R: You did with Henry Graham, didn't you?

H: Oh yes, I loved Henry. He was my doctor until he died.

M: Well, is there anything else that you'd like to tell me? Maybe there's
some events that you recall specifically in the '30s that you'd like to

R: Mrs. Blacklock was a great teacher. Her husband was at the University and
she taught in the schools.

H: Yes, and Kate Webber taught in the schools. I see Dr. Webber died yesterday
or the day before. Kate Webber was home economics and she was great.

R: Mrs. Leake taught in the schools and her husband taught history.

M: Dr. [James Miller] Leake [Head professor of history and political science]
from history?

R: Yes. Mrs. Leake taught math in the schools.

H: Dr. Leake taught me history at the University and he was one of the greatest
characters you ever saw. One of the greatest teachers I had at the University.

R: How'd you get to know Barton Douglas?

H: Dr. [James Marion] Farr [Professor of English,language and literature] was
a great teacher. But Dr. Leake, one year he had a student named Yawn in
his classes. When he called on Mr. Yawn, he said, "Yawn, what do I do the
first thing I get up in the morning? Yawn. I.can remember your name, Mr.
:Yawn." And he says, "Well, Dr. Leake, I can remember yours too for the
same reason."

M: The only story I heard about Dr. Leake was his car.

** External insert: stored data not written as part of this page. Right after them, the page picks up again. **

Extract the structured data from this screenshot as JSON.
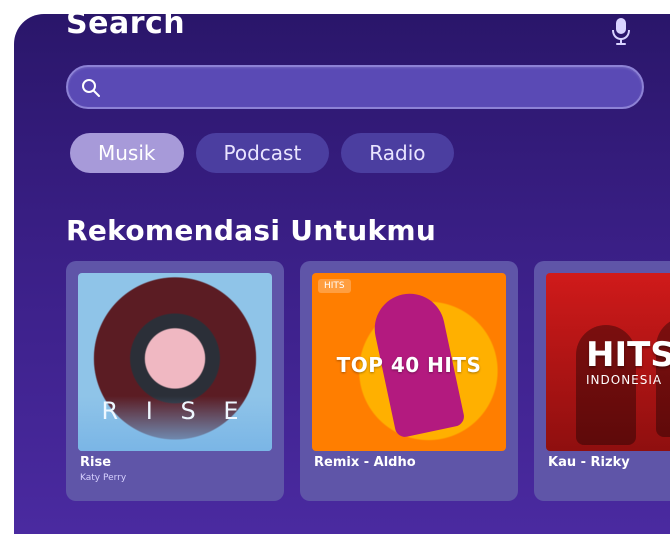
{
  "header": {
    "title": "Search",
    "mic_icon": "microphone-icon"
  },
  "search": {
    "placeholder": "",
    "value": "",
    "icon": "search-icon"
  },
  "filters": [
    {
      "label": "Musik",
      "active": true
    },
    {
      "label": "Podcast",
      "active": false
    },
    {
      "label": "Radio",
      "active": false
    }
  ],
  "section": {
    "title": "Rekomendasi Untukmu"
  },
  "cards": [
    {
      "title": "Rise",
      "subtitle": "Katy Perry",
      "art_text": "R I S E"
    },
    {
      "title": "Remix - Aldho",
      "subtitle": "",
      "art_text": "TOP 40 HITS",
      "art_tag": "HITS"
    },
    {
      "title": "Kau - Rizky",
      "subtitle": "",
      "art_text": "HITS",
      "art_sub": "INDONESIA"
    }
  ],
  "colors": {
    "background_start": "#2a166a",
    "background_end": "#4a2aa0",
    "chip_active": "#a79ad9",
    "chip_inactive": "#4b3ea0",
    "card": "#5f55a8"
  }
}
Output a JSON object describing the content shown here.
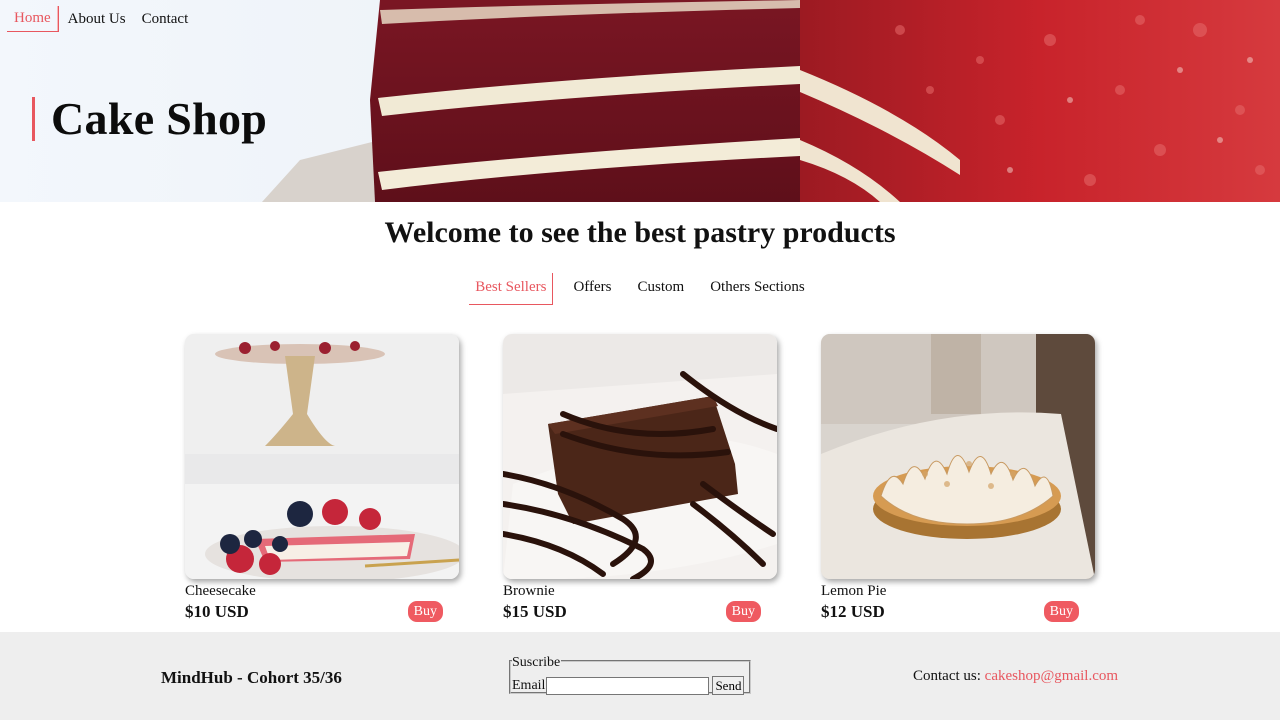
{
  "nav": {
    "items": [
      {
        "label": "Home",
        "active": true
      },
      {
        "label": "About Us",
        "active": false
      },
      {
        "label": "Contact",
        "active": false
      }
    ]
  },
  "hero": {
    "title": "Cake Shop",
    "image_icon": "red-velvet-cake-photo"
  },
  "main": {
    "welcome": "Welcome to see the best pastry products",
    "tabs": [
      {
        "label": "Best Sellers",
        "active": true
      },
      {
        "label": "Offers",
        "active": false
      },
      {
        "label": "Custom",
        "active": false
      },
      {
        "label": "Others Sections",
        "active": false
      }
    ],
    "products": [
      {
        "name": "Cheesecake",
        "price": "$10 USD",
        "buy_label": "Buy",
        "image_icon": "cheesecake-photo"
      },
      {
        "name": "Brownie",
        "price": "$15 USD",
        "buy_label": "Buy",
        "image_icon": "brownie-photo"
      },
      {
        "name": "Lemon Pie",
        "price": "$12 USD",
        "buy_label": "Buy",
        "image_icon": "lemon-pie-photo"
      }
    ]
  },
  "footer": {
    "brand": "MindHub - Cohort 35/36",
    "subscribe": {
      "legend": "Suscribe",
      "email_label": "Email",
      "email_value": "",
      "send_label": "Send"
    },
    "contact_label": "Contact us:",
    "contact_email": "cakeshop@gmail.com"
  },
  "colors": {
    "accent": "#e8575f",
    "buy_button": "#ef5a61",
    "footer_bg": "#eeeeee"
  }
}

H: That story actually happened.

M: That he never bought a new car. For years upon years he used the same car.

H: Well, he had a T-model Ford that he ran right up until he died.

J: That's what I heard.

R: Dr. [Albert Alexander] Murphree, that was president of the University, lived
one block from Howard's family, right down the street there.

R: That's John A. Murphree's daddy. He teaches English at the University and
was in my class in school. I just don't see how they could say the town
vs. gown animosity amounted to anything.

M: It's obviously not accurate for the '30s.